There’s no doubt that it was a fiasco, and worse, a fiasco that could’ve been avoided, but that wasn’t the whole story on the streets of Sheffield yesterday.
The ‘roguerunners’ have certainly earned their place in the city’s folklore.
For this hardy bunch, who’d trained wet and windy day in and day out through a gloomy winter,‘cancelled’ isn’t a word in their vocabulary. ‘Can’t run? Just watch us’ was the 5,000-strong collective response when, rather late in the day, organisers tried to pull the plug on the event they’d been focused on for so long.
For them there was a lot resting on this race, and not just the possibility of personal bests and beating the clock. For many it was an emotional, as well, as physical challenge with hundreds of people running for a legion of good causes desperately in need of funds.
Ironically, once people had eventually realised what was happening, the atmosphere surrounding the event was even better than usual.
Sheffielders in their droves rallied round and did their best to make sure the ‘roguerunners’ completed the course safely by offering roadside drinks and sweets to the athletes as they past by.

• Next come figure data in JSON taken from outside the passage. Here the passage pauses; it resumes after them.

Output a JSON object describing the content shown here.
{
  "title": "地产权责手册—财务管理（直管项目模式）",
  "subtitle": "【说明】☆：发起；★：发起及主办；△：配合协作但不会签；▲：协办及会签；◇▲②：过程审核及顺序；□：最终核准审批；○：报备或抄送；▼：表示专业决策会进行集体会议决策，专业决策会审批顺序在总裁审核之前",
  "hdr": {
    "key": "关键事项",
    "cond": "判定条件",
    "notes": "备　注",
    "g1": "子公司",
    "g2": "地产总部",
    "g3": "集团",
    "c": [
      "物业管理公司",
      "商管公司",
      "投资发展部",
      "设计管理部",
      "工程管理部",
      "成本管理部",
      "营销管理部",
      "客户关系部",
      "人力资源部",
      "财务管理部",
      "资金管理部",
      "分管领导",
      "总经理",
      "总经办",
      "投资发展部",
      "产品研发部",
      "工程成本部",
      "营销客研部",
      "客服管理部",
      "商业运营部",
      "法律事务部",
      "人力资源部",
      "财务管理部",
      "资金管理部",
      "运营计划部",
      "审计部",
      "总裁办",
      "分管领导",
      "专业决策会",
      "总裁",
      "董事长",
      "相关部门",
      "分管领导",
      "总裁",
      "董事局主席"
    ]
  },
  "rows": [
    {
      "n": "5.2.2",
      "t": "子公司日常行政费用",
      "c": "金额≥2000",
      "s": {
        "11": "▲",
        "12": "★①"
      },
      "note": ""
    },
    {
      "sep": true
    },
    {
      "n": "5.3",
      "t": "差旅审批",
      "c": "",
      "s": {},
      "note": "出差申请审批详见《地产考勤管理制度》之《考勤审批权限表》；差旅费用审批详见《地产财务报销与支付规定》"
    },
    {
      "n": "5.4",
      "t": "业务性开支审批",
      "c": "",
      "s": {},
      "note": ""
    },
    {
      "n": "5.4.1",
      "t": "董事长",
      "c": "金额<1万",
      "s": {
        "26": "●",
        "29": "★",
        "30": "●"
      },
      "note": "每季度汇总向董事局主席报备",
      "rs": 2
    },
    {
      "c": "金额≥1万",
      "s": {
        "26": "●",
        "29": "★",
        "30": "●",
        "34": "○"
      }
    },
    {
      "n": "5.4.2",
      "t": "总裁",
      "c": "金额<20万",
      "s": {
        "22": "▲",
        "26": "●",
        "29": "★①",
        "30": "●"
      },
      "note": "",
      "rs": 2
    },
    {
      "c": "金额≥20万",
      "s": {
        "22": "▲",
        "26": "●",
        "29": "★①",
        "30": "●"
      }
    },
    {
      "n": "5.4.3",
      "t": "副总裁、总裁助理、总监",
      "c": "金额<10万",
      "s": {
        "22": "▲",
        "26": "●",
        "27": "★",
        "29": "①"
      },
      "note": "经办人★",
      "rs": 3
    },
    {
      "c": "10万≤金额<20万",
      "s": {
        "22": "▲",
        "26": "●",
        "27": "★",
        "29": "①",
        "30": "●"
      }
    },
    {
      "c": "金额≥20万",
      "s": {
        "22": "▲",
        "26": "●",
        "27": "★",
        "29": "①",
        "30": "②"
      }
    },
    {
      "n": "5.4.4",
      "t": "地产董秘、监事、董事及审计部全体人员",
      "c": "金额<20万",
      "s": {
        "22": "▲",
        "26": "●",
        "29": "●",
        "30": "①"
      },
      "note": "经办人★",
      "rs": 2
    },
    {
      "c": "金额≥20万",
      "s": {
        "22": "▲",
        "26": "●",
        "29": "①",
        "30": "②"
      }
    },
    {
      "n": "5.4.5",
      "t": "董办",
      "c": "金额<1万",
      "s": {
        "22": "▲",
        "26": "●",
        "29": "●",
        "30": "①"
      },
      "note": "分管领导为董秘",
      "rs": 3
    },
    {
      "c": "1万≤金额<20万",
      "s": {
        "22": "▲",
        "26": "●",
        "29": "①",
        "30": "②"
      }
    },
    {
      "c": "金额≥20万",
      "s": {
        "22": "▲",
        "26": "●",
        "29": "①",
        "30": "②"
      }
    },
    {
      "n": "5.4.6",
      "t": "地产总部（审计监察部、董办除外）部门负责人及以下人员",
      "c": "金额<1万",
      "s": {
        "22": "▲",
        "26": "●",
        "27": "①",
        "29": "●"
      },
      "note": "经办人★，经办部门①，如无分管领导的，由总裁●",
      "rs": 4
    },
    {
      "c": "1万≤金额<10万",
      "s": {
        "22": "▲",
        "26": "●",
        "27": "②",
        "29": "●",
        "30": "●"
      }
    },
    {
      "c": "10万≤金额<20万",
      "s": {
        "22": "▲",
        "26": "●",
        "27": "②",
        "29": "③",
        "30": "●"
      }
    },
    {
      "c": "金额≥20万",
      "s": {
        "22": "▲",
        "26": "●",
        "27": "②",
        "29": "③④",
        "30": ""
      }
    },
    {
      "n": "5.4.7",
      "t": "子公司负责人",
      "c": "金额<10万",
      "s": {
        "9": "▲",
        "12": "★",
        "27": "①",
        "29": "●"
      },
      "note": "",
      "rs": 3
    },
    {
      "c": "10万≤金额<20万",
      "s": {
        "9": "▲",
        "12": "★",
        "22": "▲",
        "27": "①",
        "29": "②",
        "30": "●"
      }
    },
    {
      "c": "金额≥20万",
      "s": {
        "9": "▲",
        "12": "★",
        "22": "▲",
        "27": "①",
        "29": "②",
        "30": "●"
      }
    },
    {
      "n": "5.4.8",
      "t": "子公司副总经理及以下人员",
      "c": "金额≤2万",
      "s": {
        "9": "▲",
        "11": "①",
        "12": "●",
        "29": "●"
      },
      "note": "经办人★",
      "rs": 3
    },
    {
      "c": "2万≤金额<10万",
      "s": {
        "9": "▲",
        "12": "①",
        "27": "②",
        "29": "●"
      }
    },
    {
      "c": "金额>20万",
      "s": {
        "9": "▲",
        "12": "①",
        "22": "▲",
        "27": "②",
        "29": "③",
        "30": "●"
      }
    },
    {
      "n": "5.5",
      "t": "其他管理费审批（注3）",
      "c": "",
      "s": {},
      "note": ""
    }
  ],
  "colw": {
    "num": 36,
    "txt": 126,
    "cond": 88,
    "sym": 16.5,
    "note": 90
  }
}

And so the race passed off with a mixture of confusion, anger, disappointment and shame at a showpiece event that decended into farce, and pride at the way the city responded.
So what went wrong? Yes organisers were let down by water supplier, but where was the Plan B?
Things do go wrong, but it was the lack of communciation - astonishing in this day and age - that angered so many participants and spectators. Early call outs on social media may have rallied people to step in to deliver water to key stations along the route.
The event has been run successfully for 32 years and we hope lessons are learned all round and it continues to be a big attraction in the city’s calendar.
It’s a real shame that it was this year, the year that one of the world’s great sporting spectacles, the Tour ds France, comes to the city that it all went so wrong.